Lawndale News Chicago's Bilingual Newspaper - Local News

by Daniel Nardini

Hector Avalos is a very well known professor of religious studies at Iowa State University. Born on October 8, 1958, in Nogales, Sonora state in Mexico, Avalos went to the University of Arizona where he received his bachelors in anthropology in 1983. He then went on to the Harvard Divinity School where he received his masters in theological studies in 1985, and then on to Harvard University where he received his doctorate of philosophy in the Hebrew Bible and in Near Eastern studies in 1991. He became a professor at Iowa State University in 1993. In 1994, Avalos founded and became the first director for the Latino/a Studies program at Iowa State University.

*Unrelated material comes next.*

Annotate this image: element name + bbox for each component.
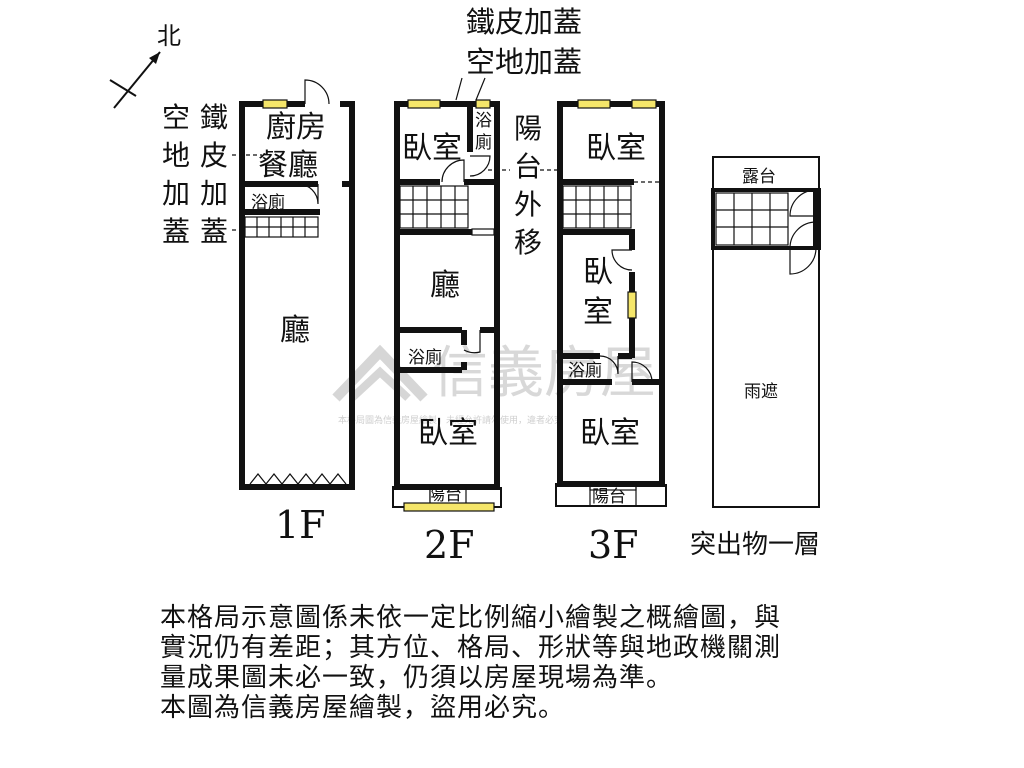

Avalos, once a Christian pastor, has since become opposed to those who do not want separation of church from state, and who want to teach what is called neo-creationism and “intelligent design.” In Avalos’ view, neo-creationism, which is essentially teaching that there is some form of super-intelligence that helped guide the process of evolution, is religion in concealed form and therefore detrimental to science and separation of church from state. Hector Avalos has published a number of books. These include: Illness and Health Care in the Ancient Near East: The Role of the Temple in Greece, Mesopotamia and Israel (1995), Fighting Words: The Origins of Religious Violence (2005), and The Bad Jesus: The Ethic of New Testament Ethics (2015).